Carnegie Strategy Fund rose 2.3 percent in March, which means the fund has now retaken January’s losses and has risen 0.4 percent since the start of the year. Given the Nordic equity markets are still in negative territory and the corporate bond market has also been weak, we are pleased with this performance.

Since the fund’s equity component is invested mainly in Swedish shares, the Swedish stock market’s relative strength has been a help.

There was no major drama on the securities markets in March, but the European Central Bank’s decision to buy corporate bonds sparked credit spreads to narrow, which lent support to the prices of corporate bonds. It is also noteworthy that the Swedish krona strengthened against most currencies, particularly the dollar. This is undeniably a paradox given the Riksbank’s efforts to weaken the currency.

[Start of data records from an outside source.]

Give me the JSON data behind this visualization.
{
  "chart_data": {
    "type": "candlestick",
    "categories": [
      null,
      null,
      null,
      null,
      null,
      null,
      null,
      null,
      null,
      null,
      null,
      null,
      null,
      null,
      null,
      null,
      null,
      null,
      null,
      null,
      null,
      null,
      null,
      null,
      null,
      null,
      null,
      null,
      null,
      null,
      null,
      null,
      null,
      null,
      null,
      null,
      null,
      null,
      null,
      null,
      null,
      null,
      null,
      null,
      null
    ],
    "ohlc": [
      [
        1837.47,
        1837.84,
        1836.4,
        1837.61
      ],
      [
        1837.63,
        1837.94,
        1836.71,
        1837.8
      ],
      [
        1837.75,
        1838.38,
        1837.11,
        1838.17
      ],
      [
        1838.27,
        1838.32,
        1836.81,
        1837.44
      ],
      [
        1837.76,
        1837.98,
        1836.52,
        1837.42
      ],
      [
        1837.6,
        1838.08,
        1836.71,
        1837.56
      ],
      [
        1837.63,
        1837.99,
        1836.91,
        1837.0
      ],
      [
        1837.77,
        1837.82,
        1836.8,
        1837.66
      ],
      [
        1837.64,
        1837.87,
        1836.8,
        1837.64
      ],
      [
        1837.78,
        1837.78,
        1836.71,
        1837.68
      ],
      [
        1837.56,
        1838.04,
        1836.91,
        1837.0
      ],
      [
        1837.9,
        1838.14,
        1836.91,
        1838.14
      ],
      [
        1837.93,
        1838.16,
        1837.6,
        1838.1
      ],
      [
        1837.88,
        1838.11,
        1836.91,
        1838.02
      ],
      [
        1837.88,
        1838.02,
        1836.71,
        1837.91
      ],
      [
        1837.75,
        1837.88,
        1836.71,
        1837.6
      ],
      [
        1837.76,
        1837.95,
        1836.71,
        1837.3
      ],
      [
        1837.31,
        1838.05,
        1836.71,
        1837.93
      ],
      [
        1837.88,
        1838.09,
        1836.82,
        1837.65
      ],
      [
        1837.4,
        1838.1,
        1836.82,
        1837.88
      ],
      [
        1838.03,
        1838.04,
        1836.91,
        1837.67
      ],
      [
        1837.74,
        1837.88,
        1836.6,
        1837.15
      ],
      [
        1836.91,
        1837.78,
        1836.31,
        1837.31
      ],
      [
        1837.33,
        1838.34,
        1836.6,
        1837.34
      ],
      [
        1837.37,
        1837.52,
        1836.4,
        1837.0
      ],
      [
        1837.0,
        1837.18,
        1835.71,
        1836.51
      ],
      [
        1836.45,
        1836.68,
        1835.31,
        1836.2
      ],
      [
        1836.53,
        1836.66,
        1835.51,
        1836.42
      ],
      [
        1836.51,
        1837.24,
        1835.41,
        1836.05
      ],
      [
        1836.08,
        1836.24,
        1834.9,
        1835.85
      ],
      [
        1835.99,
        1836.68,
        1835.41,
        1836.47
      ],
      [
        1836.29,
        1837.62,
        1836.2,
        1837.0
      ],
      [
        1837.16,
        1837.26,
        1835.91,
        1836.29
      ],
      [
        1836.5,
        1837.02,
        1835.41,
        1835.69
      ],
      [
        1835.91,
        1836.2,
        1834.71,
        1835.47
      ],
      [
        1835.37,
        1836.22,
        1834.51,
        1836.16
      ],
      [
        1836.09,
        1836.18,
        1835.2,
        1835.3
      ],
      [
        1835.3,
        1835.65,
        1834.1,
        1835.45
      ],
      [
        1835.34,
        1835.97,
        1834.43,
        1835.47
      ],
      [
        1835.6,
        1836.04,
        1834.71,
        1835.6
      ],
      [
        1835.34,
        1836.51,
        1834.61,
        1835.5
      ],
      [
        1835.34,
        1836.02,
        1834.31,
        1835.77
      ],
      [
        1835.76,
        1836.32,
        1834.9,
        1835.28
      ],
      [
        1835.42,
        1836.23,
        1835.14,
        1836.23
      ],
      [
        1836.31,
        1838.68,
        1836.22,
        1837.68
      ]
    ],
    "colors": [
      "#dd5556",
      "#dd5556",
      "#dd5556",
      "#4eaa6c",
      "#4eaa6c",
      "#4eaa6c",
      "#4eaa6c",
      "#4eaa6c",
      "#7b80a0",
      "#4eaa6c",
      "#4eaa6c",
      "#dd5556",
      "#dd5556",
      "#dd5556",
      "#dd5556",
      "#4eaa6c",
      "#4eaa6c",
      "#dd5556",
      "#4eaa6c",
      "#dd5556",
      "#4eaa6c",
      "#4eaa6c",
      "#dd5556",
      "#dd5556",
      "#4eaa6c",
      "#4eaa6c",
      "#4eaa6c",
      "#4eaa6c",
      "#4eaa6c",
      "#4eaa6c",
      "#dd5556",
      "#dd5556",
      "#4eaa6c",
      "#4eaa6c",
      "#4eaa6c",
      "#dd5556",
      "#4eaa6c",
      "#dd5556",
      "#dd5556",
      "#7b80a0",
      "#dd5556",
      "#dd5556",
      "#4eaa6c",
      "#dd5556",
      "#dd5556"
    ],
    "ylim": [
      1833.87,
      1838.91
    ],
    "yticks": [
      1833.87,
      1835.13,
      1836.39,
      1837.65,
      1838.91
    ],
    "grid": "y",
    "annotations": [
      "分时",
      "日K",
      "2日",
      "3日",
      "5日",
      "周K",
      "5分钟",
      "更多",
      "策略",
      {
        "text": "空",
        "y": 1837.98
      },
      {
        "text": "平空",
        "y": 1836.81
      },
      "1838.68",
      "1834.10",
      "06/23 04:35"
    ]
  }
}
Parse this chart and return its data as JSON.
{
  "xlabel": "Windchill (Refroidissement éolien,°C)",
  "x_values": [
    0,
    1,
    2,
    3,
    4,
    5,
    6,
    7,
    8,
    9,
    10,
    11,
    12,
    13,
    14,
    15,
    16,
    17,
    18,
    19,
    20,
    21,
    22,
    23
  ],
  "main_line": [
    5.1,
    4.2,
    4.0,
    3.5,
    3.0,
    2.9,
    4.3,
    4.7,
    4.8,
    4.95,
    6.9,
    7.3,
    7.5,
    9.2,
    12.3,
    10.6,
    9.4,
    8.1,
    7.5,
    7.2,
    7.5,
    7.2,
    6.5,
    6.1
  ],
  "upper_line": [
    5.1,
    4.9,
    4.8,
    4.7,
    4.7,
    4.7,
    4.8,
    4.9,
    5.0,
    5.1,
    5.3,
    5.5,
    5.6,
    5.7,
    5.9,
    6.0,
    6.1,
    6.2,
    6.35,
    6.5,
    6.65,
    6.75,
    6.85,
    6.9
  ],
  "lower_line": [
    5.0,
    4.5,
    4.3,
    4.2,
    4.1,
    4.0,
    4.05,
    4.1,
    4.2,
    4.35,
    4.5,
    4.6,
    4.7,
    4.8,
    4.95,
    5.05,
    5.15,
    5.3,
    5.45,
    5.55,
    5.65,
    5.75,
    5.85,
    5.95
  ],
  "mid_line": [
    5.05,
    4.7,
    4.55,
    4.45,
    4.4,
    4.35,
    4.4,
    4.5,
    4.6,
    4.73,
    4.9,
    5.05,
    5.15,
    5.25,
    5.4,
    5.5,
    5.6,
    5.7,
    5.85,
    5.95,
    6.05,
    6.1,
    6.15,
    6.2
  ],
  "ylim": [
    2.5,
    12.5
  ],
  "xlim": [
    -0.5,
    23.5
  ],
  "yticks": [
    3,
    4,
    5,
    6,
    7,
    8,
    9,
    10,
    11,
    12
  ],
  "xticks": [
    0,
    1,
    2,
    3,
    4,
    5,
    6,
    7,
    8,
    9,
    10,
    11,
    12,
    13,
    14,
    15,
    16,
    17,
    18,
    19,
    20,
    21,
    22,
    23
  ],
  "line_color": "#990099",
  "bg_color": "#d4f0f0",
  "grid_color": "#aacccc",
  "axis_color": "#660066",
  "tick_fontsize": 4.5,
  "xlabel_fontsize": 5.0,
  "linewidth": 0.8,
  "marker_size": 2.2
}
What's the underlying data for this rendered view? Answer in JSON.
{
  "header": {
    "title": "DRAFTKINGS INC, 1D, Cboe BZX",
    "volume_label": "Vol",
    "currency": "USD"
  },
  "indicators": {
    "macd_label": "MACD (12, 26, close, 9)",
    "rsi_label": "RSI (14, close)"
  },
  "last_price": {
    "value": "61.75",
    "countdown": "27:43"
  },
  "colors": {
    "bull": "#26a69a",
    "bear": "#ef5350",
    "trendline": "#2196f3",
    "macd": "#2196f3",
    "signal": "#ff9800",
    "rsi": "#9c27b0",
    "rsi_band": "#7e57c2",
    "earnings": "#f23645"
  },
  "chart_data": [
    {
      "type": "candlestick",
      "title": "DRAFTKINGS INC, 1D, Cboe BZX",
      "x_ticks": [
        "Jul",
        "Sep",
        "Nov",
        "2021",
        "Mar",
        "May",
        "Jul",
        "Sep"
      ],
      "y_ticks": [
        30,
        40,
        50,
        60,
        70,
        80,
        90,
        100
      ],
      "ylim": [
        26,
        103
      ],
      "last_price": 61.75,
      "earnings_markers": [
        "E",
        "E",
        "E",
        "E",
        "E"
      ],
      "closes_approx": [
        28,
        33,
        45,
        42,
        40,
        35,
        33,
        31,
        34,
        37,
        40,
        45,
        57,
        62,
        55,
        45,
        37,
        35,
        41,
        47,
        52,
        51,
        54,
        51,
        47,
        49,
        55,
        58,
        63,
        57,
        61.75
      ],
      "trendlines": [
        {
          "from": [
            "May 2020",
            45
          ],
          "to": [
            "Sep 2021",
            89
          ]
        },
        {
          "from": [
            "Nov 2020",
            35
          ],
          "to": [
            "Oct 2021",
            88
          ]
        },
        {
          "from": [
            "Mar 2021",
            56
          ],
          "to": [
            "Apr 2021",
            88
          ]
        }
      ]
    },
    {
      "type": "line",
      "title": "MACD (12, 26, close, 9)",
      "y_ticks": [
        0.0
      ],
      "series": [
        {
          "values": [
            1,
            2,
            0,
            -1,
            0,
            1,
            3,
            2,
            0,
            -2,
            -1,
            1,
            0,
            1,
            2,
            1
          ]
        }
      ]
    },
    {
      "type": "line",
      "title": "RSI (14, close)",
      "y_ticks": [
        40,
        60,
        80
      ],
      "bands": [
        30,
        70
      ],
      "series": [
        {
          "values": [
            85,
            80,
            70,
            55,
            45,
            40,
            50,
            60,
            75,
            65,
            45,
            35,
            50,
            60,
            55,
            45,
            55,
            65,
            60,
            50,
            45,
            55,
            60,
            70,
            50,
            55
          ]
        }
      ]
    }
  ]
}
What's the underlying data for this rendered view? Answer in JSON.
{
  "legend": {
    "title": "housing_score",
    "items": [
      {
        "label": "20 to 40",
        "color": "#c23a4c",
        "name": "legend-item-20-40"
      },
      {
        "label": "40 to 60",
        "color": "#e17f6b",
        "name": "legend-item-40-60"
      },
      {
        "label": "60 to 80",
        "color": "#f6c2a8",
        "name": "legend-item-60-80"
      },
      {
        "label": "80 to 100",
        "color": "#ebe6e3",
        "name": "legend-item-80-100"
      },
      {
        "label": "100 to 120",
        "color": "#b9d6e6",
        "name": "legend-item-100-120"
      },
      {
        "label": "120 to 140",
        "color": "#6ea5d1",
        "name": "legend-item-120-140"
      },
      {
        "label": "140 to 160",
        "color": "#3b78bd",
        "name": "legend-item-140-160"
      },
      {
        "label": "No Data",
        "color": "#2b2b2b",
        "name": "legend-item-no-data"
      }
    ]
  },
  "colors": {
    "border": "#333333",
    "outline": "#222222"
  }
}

Since interest rates are at record low levels and equity valuations appear reasonable, it is likely that corporate earnings growth will be the determiner of stock market performance. It is difficult to envisage any substantial earnings growth in 2016. The boost to Swedish companies from a weaker krona in 2015 has now passed in 2016. We therefore continue, as promised, to stick to stable companies that offer a high dividend yield and/or rate of interest.

We generally cut back on equity exposure somewhat in March since we are anticipating a number of attractive bond issues in the near future. Nonetheless, one new equity holding is Platzer, an undervalued real estate company with exposure to the Gothenburg region. The company has great potential to develop its portfolio by adding value to its land and building rights. On the bond side, we invested in Roplan, a Swedish mechanical and industrial engineering company.